Data Science Cheat Sheet

From CS Wiki
Revision as of 00:26, 4 November 2024 by 핵톤 (talk | contribs)

Confusion Matrix and F1 Score

Confusion Matrix

Predicted Positive Predicted Negative
Actual Positive True Positive (TP) False Negative (FN)
Actual Negative False Positive (FP) True Negative (TN)

F1 Score = 2 * (Precision * Recall) / (Precision + Recall)

  • 2 * (Positive Predictive Value * True Positive Rate) / (Positive Predictive Value + True Positive Rate)
  • 2 * (TP) / (TP + FP + FN)

Key Evaluation Metrics

True Positive Rate (TPR), Sensitivity, Recall

  • TPR = Sensitivity = Recall = TP / (TP + FN)
  • Application: Measures the model's ability to correctly identify positive cases, useful in medical diagnostics to ensure true positives are detected.

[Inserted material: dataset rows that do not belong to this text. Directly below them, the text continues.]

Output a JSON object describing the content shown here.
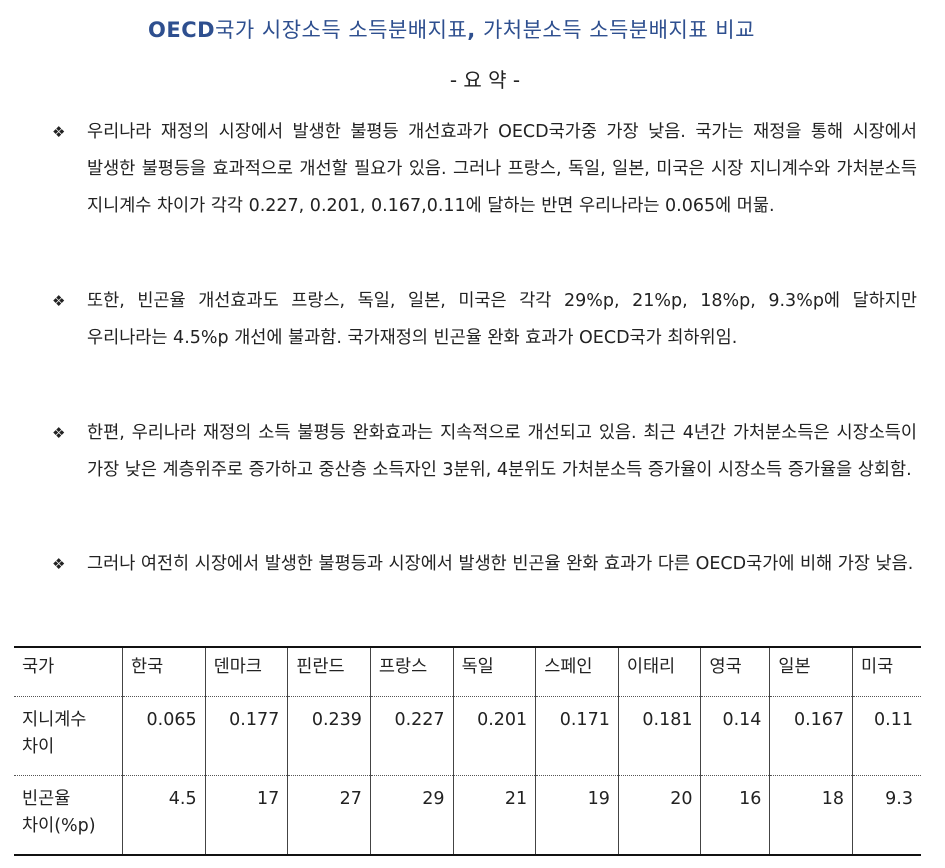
{
  "title": {
    "bold_part": "OECD",
    "rest": "국가 시장소득 소득분배지표",
    "comma": ",",
    "rest2": " 가처분소득 소득분배지표 비교"
  },
  "subtitle": "-  요 약  -",
  "bullet_symbol": "❖",
  "bullets": [
    "우리나라 재정의 시장에서 발생한 불평등 개선효과가 OECD국가중 가장 낮음. 국가는 재정을 통해 시장에서 발생한 불평등을 효과적으로 개선할 필요가 있음. 그러나 프랑스, 독일, 일본, 미국은 시장 지니계수와 가처분소득 지니계수 차이가 각각 0.227, 0.201, 0.167,0.11에 달하는 반면 우리나라는 0.065에 머묾.",
    "또한, 빈곤율 개선효과도 프랑스, 독일, 일본, 미국은 각각 29%p, 21%p, 18%p, 9.3%p에 달하지만 우리나라는  4.5%p 개선에 불과함. 국가재정의 빈곤율 완화 효과가 OECD국가 최하위임.",
    "한편, 우리나라 재정의 소득 불평등 완화효과는 지속적으로 개선되고 있음. 최근 4년간 가처분소득은 시장소득이 가장 낮은 계층위주로 증가하고 중산층 소득자인 3분위, 4분위도 가처분소득 증가율이 시장소득 증가율을 상회함.",
    "그러나 여전히 시장에서 발생한 불평등과 시장에서 발생한 빈곤율 완화 효과가 다른 OECD국가에 비해 가장 낮음."
  ],
  "table": {
    "header_label": "국가",
    "countries": [
      "한국",
      "덴마크",
      "핀란드",
      "프랑스",
      "독일",
      "스페인",
      "이태리",
      "영국",
      "일본",
      "미국"
    ],
    "rows": [
      {
        "label_line1": "지니계수",
        "label_line2": "차이",
        "values": [
          "0.065",
          "0.177",
          "0.239",
          "0.227",
          "0.201",
          "0.171",
          "0.181",
          "0.14",
          "0.167",
          "0.11"
        ]
      },
      {
        "label_line1": "빈곤율",
        "label_line2": "차이(%p)",
        "values": [
          "4.5",
          "17",
          "27",
          "29",
          "21",
          "19",
          "20",
          "16",
          "18",
          "9.3"
        ]
      }
    ]
  }
}
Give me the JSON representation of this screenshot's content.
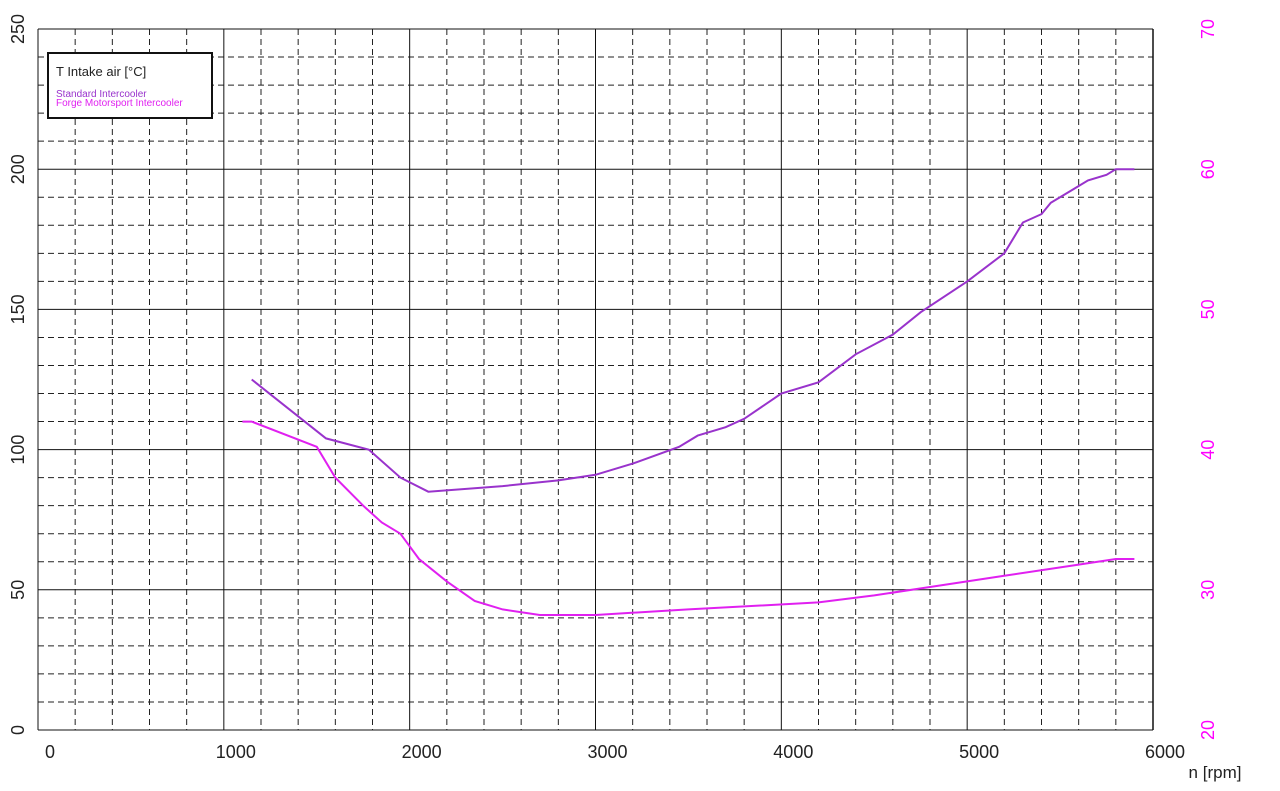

Precision (Positive Predictive Value)

  • Precision = TP / (TP + FP)
  • Application: Indicates the proportion of positive predictions that are correct, valuable in applications like spam filtering to minimize false alarms.

Specificity (True Negative Rate, TNR)

  • Specificity = TNR = TN / (TN + FP)
  • Application: Assesses the model's accuracy in identifying negative cases, crucial in fraud detection to avoid unnecessary scrutiny of legitimate transactions.

False Positive Rate (FPR)

  • FPR = FP / (FP + TN)
  • Application: Reflects the rate of false alarms for negative cases, significant in security systems where false positives can lead to excessive interventions.

Negative Predictive Value (NPV)

  • NPV = TN / (TN + FN)
  • Application: Shows the likelihood that a negative prediction is accurate, important in screening tests to reassure negative cases reliably.

Accuracy

  • Accuracy = (TP + TN) / (TP + TN + FP + FN)
  • Application: Provides an overall measure of model correctness, often used as a baseline metric but less informative for imbalanced datasets.

Curves & Chart

Lift Curve

  • X-axis: Percent of data (typically population percentile or cumulative population)
  • Y-axis: Lift (ratio of model's performance vs. baseline)
  • Application: Helps in evaluating the effectiveness of a model in prioritizing high-response cases, often used in marketing to identify segments likely to respond to promotions.

Gain Chart

  • X-axis: Percent of data (typically cumulative population)
  • Y-axis: Cumulative gain (proportion of positives captured)
  • Application: Illustrates the cumulative capture of positive responses at different cutoffs, useful in customer targeting to assess the efficiency of resource allocation.

Cumulative Response Curve

  • X-axis: Percent of data (cumulative population)
  • Y-axis: Cumulative response (actual positives captured as cumulative total)
  • Application: Evaluates model performance by showing how many true positives are captured as more of the population is included, applicable in direct marketing to optimize campaign reach.

ROC Curve

  • X-axis: False Positive Rate (FPR)
  • Y-axis: True Positive Rate (TPR or Sensitivity)
  • Application: Used to evaluate the trade-off between true positive and false positive rates at various thresholds, crucial in medical testing to balance sensitivity and specificity.

Precision-Recall Curve

  • X-axis: Recall (True Positive Rate)
  • Y-axis: Precision (Positive Predictive Value)
  • Application: Focuses on the balance between recall and precision, especially useful in cases of class imbalance, like fraud detection or medical diagnosis, where positive class accuracy is vital.